What's the current standoff about? NFL revenues for 2011 are projected to be around $9-BILLION. How should they be divided? Players, who take all the risks, don't want to give back anything to owners who claim--but refuse to prove--they are losing money.
Okay then, think about what "Owners" really are. They are promoters more than anything else. What do they "own"? Does your boss "own" you? No, these promoters have a franchise to play in an area, hire performers, do some publicity, print tickets, etc, etc.
Do you tea pots want to see Jerry Jones or Danny Boy running around a field? Think about it before running off at the mouth.

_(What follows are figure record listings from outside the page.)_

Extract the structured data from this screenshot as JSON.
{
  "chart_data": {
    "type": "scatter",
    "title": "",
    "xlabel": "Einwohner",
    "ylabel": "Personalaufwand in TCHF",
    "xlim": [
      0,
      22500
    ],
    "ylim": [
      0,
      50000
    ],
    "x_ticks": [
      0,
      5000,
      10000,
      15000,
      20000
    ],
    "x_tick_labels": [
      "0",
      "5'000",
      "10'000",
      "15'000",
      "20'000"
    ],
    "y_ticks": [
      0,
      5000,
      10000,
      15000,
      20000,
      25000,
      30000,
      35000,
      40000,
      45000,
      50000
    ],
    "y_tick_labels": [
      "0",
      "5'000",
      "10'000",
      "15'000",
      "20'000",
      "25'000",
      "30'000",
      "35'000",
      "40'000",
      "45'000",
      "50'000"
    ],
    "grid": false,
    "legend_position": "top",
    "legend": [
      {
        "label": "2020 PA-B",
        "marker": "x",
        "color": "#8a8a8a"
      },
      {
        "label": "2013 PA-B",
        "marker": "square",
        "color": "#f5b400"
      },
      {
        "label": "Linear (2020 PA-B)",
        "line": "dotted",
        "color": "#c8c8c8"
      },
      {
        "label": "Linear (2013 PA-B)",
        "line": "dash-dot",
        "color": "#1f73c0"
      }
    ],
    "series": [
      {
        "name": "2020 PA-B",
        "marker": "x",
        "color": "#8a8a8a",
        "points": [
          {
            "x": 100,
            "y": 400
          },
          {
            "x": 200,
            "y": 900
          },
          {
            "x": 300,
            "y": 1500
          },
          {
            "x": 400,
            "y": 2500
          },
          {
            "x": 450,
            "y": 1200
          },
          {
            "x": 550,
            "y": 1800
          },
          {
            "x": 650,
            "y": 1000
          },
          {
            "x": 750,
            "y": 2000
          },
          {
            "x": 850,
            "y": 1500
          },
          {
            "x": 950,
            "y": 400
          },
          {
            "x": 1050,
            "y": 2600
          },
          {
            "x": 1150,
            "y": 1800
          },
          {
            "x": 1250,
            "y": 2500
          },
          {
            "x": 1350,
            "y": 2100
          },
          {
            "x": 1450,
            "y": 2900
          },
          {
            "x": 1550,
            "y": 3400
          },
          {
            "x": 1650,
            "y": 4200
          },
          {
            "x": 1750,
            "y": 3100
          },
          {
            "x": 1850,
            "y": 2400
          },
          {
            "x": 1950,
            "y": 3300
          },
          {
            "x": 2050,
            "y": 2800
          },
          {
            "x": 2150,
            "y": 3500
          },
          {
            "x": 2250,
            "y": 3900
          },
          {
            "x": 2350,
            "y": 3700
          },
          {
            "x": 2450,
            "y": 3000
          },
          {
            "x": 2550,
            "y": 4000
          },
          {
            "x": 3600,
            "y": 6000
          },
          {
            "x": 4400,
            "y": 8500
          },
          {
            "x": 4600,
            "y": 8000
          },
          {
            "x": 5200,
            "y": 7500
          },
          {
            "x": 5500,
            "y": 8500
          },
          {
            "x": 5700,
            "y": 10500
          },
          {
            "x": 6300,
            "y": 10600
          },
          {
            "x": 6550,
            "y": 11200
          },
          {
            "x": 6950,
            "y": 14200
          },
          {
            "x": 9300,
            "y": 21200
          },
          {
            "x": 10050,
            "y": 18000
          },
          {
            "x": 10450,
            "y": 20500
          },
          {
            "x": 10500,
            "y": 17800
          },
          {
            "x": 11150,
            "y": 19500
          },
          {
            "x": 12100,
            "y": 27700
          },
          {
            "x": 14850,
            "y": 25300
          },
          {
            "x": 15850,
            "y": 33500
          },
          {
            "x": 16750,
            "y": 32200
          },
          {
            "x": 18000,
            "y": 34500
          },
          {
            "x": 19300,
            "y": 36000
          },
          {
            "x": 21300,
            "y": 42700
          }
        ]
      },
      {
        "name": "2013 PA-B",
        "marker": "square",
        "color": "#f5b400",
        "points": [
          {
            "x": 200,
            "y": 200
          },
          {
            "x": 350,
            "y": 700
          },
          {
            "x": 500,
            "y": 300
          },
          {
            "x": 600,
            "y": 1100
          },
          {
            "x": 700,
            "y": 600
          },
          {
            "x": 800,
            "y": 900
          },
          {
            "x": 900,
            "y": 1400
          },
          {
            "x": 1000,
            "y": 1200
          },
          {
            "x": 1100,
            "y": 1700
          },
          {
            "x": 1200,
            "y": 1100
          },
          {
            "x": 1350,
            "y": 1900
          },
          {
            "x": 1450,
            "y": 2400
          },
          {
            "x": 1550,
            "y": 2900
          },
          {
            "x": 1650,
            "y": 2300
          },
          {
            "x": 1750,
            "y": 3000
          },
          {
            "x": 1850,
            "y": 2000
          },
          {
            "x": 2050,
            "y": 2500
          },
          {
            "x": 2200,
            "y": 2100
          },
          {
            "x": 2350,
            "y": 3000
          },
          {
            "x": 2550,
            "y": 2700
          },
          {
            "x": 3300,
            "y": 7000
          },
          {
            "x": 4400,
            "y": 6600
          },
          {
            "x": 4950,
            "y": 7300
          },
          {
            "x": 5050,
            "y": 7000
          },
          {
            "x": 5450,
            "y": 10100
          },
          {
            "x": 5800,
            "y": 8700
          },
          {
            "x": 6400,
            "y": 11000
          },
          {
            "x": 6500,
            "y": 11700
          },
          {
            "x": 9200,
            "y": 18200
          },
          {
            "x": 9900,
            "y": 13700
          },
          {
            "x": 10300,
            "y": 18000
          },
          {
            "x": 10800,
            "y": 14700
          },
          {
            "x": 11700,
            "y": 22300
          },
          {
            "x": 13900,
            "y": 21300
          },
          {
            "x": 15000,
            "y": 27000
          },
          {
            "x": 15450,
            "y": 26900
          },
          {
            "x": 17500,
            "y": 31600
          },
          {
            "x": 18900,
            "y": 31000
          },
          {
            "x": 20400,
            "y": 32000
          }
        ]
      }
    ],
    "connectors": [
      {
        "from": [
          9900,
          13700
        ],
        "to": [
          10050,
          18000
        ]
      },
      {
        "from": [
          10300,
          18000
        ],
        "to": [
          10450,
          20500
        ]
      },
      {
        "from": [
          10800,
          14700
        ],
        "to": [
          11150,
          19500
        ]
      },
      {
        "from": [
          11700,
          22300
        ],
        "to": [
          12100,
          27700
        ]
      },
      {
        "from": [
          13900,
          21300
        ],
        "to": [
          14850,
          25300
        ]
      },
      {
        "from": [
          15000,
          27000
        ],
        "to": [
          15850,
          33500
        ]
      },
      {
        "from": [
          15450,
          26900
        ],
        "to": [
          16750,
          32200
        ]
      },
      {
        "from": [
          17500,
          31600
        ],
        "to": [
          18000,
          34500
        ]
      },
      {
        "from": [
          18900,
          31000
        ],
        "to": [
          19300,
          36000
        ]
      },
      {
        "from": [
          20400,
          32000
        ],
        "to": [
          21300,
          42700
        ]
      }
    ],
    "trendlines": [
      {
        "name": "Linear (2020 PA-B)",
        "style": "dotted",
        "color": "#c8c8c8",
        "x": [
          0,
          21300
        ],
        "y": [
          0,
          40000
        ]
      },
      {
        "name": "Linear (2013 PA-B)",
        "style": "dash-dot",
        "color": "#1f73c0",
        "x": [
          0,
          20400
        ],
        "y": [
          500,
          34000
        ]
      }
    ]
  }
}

Posted by: iliwai34 | March 3, 2011 4:55 PM

It's interesting that the money the owners make from games - tickets, naming rights, etc., is not shared with players. Not a penny of it.

Posted by: PerfectTiming | March 3, 2011 4:42 PM

Phooey. Unions can only over-reach (whatever that means) if the politicians let them. You're blaming the wrong party, Blasmaic.

Posted by: LarryMason1 | March 3, 2011 4:38 PM

I could not possibly care less.

Posted by: summerandwinter | March 3, 2011 4:14 PM

Who's more greedy, the owners, the players, or both. I say both as neither cares about the fans for other than fueling their greed. Maybe the fans should say how much both side gets paid as well as setting ticket and other game costs.

Posted by: gmclain | March 3, 2011 3:55 PM

Not a word from the GOP yet about going after this union's salaries, is there? Teachers, police, firemen can all be targets for pension elimination, right? But uneducated ex-cons who commit violence on a weekly basis, and get paid millions for doing so, get a total pass from our neocon moneymakers, how about that!

Posted by: MickNamVet | March 3, 2011 3:11 PM

I support the rights of players to unionize and collectively bargain. If they over-reach, then the league go bankrupt and shut down.

A state or local government isn't like a football league. When the unions over-reach, then the government just taxes its citizens more.

Labor relations can become an ugly power game. Private-sector unions must be careful not to kill the goose that lays the golden eggs. Public employee unions just subvert the only protection that the least powerful taxpayers have-- their Democratic representatives.